Intermediate results in the forward method of my neural net have requires_grad=False

mihai145 · March 22, 2024, 2:58pm

I have defined a small neural net and tried to train it. However, the loss did not have requires_grad set - that was curious. I set a breakpoint in the forward method of my neural net, and none of the intermediate variables created (embs, means, sim, out) had requires_grad set.

Here is my code:

class Cbow(nn.Module):
    def __init__(self, vocab_size, hctx_len, emb_size):
        super().__init__()
        self.proj = nn.Linear(in_features=vocab_size, out_features=emb_size, bias=False)
        self.hidden = nn.Linear(in_features=emb_size, out_features=vocab_size, bias=False)

    def forward(self, x):
        # x: (num_batches, 2*hctx_len, vocab_size)

        embs = self.proj(x)               # (num_batches, 2*hctx_len, emb_size)
        means = embs.mean(dim=1)          # (num_batches, emb_size)

        sim = self.hidden(means)            # (num_batches, vocab_size)
        out = torch.softmax(sim, dim=1)     # (num_batches, vocab_size)
        # breakpoint()

        return out


def fit_model_layers(model, train_loader, epochs, lr=0.01):
    model.train()

    loss_fn = nn.CrossEntropyLoss()
    optimizer = optim.Adam(model.parameters(), lr=lr)
    optimizer.zero_grad()

    for e in range(epochs):
      running_loss, num_batches = 0, 0
      for x, y in train_loader:
          out = model(x)

          # calculate loss
          loss = loss_fn(out, y)                # loss.requires_grad = False !!!!!!
          running_loss += loss.item()
          num_batches += 1

          # backprop + optimization step
          loss.backward()
          optimizer.step()
          optimizer.zero_grad()

      print(f'Epoch {e+1} loss: {running_loss / num_batches}')

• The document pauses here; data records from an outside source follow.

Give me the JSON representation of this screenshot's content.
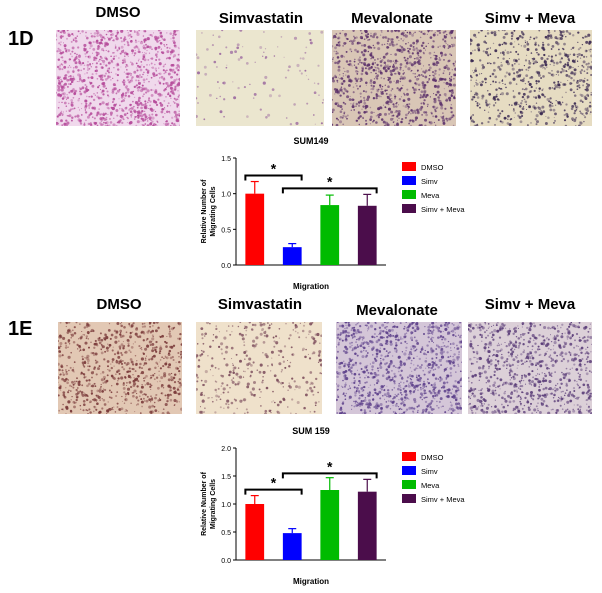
{
  "figure": {
    "panel_1d": {
      "letter": "1D",
      "image_labels": [
        "DMSO",
        "Simvastatin",
        "Mevalonate",
        "Simv + Meva"
      ]
    },
    "panel_1e": {
      "letter": "1E",
      "image_labels": [
        "DMSO",
        "Simvastatin",
        "Mevalonate",
        "Simv + Meva"
      ]
    },
    "significance_marker": "*"
  },
  "chart_data": [
    {
      "type": "bar",
      "title": "SUM149",
      "xlabel": "Migration",
      "ylabel": "Relative Number of Migrating Cells",
      "ylim": [
        0,
        1.5
      ],
      "yticks": [
        "0.0",
        "0.5",
        "1.0",
        "1.5"
      ],
      "categories": [
        "DMSO",
        "Simv",
        "Meva",
        "Simv + Meva"
      ],
      "values": [
        1.0,
        0.25,
        0.84,
        0.83
      ],
      "errors": [
        0.17,
        0.05,
        0.14,
        0.16
      ],
      "colors": [
        "#ff0000",
        "#0000ff",
        "#00bb00",
        "#4b0d4b"
      ],
      "legend": [
        "DMSO",
        "Simv",
        "Meva",
        "Simv + Meva"
      ],
      "legend_position": "right",
      "annotations": [
        {
          "text": "*",
          "from": 0,
          "to": 1
        },
        {
          "text": "*",
          "from": 1,
          "to": 3
        }
      ]
    },
    {
      "type": "bar",
      "title": "SUM 159",
      "xlabel": "Migration",
      "ylabel": "Relative Number of Migrating Cells",
      "ylim": [
        0,
        2.0
      ],
      "yticks": [
        "0.0",
        "0.5",
        "1.0",
        "1.5",
        "2.0"
      ],
      "categories": [
        "DMSO",
        "Simv",
        "Meva",
        "Simv + Meva"
      ],
      "values": [
        1.0,
        0.48,
        1.25,
        1.22
      ],
      "errors": [
        0.15,
        0.08,
        0.22,
        0.22
      ],
      "colors": [
        "#ff0000",
        "#0000ff",
        "#00bb00",
        "#4b0d4b"
      ],
      "legend": [
        "DMSO",
        "Simv",
        "Meva",
        "Simv + Meva"
      ],
      "legend_position": "right",
      "annotations": [
        {
          "text": "*",
          "from": 0,
          "to": 1
        },
        {
          "text": "*",
          "from": 1,
          "to": 3
        }
      ]
    }
  ]
}
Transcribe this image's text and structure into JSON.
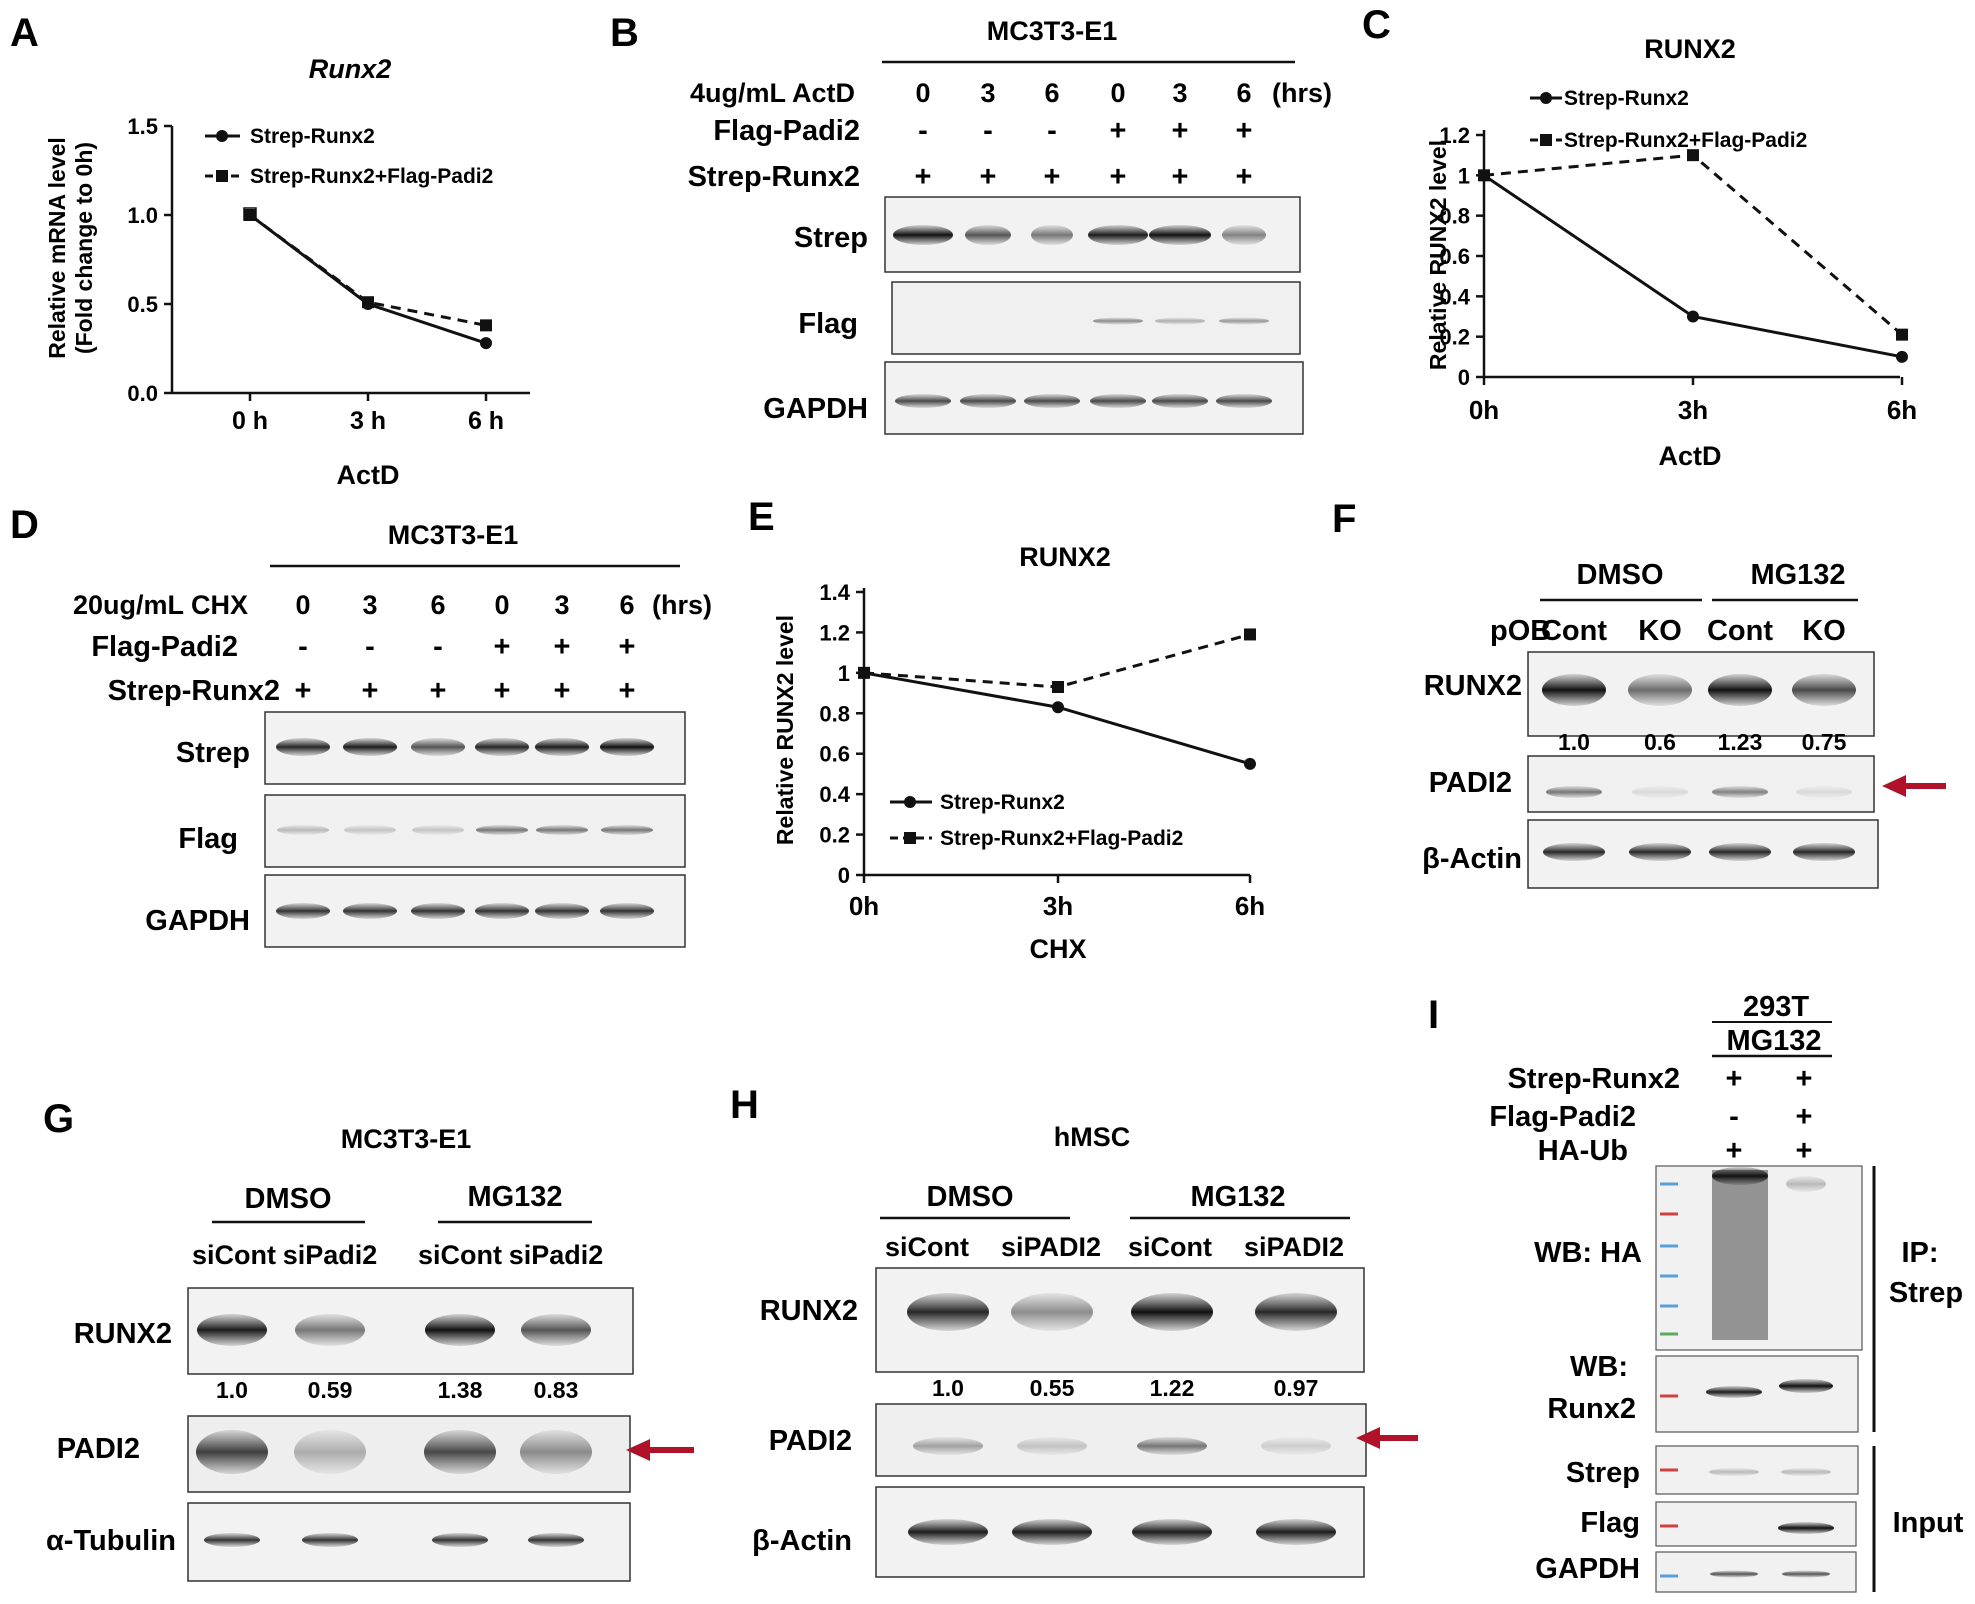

I don’t quite understand what I do wrong. In the optimization example from PyTorch (Optimizing Model Parameters — PyTorch Tutorials 2.2.1+cu121 documentation) intermediate results in forward() all have requires_grad set.

What could be wrong?

ptrblck · March 22, 2024, 8:07pm

Did you try to add debug print statements into the forward to check this attribute?

mihai145 · March 22, 2024, 9:45pm

Sorry for the bother. I ran the model in a different environment (a new Jupyter notebook) and it worked as expected, with the loss and all intermediate values in forward() having requires_grad=True.

Is there any way that some jupyter notebook state (possibly as a result of the other code I’ve already run) could produce this? I can’t explain my previous situation otherwise.

ptrblck · March 23, 2024, 1:36am

Yes, this could happen e.g. if you’ve previously disabled gradient computation globally.